離婚に瀕した夫婦間の子どもをめぐる争いの末、父親が子どもと引き離された事例

<相談内容>
相談者は40代の男性で小学生の子ども2人を持つ父親でした。相談者の意見によれば、父子関係は良好であったものの妻との折り合いが悪く、妻と子どもたちが住む家の近隣で1人暮らしをしながら、子どもたちと夕食は共にする生活をしていましたが、妻が離婚調停を申し立て、相談者と子どもたちが会うのを妨害し始めたことから相談に来られました。

<対応内容>
相談者の代理人として相談者とともに離婚調停に応じて親権や財産分与の協議を始めましたが、ほどなく妻から婚姻費用分担調停が申し立てられ、さらに妻は子どもたちとともに姿を消したため、相談者から子どもたちとの面会交流の実施を求める調停を申し立てました。
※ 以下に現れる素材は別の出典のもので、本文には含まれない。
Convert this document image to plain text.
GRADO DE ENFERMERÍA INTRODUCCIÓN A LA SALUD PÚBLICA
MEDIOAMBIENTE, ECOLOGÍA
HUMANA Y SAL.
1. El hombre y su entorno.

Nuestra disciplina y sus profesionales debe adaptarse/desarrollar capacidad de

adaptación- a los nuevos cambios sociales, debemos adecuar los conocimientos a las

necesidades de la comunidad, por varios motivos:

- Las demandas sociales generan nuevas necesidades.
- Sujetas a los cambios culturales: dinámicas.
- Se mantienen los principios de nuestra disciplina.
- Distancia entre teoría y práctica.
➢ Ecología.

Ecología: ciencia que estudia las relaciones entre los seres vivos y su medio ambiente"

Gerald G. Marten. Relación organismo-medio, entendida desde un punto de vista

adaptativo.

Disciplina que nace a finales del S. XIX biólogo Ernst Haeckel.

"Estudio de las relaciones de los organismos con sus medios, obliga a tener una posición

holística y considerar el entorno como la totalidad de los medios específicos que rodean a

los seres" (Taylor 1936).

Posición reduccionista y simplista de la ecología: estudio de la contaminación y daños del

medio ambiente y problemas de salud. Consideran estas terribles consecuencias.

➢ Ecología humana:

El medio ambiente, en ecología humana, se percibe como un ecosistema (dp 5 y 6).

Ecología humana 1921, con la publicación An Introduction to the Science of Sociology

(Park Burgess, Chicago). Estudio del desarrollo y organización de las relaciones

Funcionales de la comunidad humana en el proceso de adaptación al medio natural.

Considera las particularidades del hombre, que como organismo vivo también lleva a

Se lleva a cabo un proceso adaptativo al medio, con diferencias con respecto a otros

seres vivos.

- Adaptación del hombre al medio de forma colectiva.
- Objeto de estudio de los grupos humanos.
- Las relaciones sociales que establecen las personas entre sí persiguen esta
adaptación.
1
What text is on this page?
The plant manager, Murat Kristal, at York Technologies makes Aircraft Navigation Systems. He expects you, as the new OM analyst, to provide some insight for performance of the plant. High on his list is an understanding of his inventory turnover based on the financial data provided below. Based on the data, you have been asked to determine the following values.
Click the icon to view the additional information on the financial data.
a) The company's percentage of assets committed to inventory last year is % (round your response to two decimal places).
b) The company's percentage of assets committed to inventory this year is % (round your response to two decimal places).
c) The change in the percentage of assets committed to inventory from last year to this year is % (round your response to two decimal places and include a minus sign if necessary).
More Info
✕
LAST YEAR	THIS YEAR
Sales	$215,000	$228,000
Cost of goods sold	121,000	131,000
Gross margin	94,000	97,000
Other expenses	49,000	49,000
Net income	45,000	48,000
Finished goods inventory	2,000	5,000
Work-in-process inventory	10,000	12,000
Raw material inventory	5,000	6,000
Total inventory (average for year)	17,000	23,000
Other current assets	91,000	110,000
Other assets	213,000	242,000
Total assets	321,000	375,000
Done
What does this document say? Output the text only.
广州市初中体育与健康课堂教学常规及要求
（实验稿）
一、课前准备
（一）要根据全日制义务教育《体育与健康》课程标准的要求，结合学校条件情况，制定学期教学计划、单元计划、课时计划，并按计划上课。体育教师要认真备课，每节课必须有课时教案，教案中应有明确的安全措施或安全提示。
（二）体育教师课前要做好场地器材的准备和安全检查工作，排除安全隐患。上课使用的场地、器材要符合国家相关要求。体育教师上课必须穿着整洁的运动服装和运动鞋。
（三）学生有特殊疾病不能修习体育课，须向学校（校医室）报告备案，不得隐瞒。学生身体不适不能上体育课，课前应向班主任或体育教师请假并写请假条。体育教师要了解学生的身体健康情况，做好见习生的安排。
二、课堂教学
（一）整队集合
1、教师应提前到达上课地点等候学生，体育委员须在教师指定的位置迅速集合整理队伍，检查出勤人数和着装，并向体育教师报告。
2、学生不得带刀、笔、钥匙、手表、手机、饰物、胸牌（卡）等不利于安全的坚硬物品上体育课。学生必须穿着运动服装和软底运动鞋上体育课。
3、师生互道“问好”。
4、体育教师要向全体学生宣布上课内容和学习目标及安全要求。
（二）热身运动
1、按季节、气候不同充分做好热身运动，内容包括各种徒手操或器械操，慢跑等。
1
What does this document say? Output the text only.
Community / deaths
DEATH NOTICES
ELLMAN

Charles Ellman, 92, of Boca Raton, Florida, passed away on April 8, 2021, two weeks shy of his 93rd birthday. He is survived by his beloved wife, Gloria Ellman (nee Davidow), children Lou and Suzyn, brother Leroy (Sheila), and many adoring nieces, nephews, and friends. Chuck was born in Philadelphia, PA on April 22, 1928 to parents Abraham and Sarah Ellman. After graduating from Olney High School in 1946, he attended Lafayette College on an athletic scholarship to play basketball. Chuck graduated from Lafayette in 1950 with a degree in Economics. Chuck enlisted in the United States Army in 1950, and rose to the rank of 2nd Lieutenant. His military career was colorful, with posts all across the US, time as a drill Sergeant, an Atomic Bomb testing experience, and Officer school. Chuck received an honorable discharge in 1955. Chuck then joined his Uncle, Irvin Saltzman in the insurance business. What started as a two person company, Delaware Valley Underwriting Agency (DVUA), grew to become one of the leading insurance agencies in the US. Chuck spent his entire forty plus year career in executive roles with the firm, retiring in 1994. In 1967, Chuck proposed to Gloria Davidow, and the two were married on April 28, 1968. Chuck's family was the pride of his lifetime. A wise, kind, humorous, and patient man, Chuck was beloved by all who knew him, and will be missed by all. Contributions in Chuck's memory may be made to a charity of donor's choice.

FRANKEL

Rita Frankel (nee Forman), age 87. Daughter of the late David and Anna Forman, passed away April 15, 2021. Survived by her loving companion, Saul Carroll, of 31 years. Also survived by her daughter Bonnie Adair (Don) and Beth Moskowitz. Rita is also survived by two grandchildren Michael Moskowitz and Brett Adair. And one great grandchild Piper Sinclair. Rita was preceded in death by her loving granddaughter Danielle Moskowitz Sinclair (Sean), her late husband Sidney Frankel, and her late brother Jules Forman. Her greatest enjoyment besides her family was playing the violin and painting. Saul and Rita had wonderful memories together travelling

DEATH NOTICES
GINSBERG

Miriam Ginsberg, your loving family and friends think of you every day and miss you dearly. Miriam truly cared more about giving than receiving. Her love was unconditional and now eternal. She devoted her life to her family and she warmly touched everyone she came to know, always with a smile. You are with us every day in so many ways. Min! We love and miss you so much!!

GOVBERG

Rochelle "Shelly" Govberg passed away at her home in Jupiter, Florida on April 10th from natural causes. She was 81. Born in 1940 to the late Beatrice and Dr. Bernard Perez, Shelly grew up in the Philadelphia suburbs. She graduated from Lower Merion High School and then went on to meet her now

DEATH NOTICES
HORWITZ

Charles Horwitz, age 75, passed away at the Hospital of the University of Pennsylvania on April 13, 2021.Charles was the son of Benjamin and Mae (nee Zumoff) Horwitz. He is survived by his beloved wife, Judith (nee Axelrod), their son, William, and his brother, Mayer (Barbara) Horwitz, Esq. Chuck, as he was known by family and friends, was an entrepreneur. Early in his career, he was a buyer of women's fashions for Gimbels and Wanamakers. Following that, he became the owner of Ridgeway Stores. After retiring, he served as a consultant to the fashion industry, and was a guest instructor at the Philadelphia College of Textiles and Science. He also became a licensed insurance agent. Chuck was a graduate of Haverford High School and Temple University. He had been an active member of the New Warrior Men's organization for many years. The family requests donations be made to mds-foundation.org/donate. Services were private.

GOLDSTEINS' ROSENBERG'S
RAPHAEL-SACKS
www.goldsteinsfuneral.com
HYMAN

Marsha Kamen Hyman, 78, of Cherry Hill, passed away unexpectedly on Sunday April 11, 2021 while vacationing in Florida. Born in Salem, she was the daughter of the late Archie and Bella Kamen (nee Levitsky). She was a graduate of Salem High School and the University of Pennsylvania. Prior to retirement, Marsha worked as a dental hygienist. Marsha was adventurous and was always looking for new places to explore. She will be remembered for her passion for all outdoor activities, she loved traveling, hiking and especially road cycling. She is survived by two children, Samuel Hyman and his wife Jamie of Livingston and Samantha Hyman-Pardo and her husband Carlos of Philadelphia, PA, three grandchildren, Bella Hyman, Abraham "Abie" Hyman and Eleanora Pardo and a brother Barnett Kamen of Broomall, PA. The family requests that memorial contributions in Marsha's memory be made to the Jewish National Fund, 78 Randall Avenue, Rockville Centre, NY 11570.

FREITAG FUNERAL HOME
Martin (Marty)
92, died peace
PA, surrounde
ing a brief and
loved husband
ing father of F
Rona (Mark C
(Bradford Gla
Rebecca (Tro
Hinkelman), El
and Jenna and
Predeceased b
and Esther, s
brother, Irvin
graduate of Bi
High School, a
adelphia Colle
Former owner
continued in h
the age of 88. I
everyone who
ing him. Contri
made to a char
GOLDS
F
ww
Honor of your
調停手続はいずれの手続も話し合いがまとまらず、婚姻費用請求調停と面会交流申立調停はいずれも審判手続に移行して、婚姻費用の支払いを命じる審判と、月に1回の依頼者と子どもたちの面会交流を許さなければならないとする審判が出され、即時抗告審も経て確定しました。相談者は子どもたちに会えなければ婚姻費用は払わないと主張し、妻は子どもたちが父親に会いたがらないとの主張で、双方の主張が対立したまま離婚調停も離婚訴訟に移行しました。相談者は子どもたちとの面会交流の実現のために、確定した審判の履行勧告を経て間接強制の申立をして間接強制金の認定も受け、さらに慰謝料請求の裁判まで提起しましたが面会交流は実現せず、離婚訴訟で子どもたちの親権者を母親とする判決が出されるに至り、相談者は3年間の手続の後にすべてを諦めました。

<弁護士からのアドバイス>
最近は父親でも離婚に際して子どもの親権を得たいと考え、子どもと離れる場合も子どもとの面会交流の実現を求める方が増えています。ただ、子どもとの面会交流には子ども側の意向も無視できないため、子どもが会いたがらないとされると面会交流の実現は困難になる実態があります。養育費の支払いについては強制執行により確実な履行が担保されているのに、面会交流の実現には確実な履行が担保されず、子どもに会えないのに養育費だけ払わされるという事態がしばしば起きているのは、法制度上の不備ないし不均衡という印象がぬぐえません。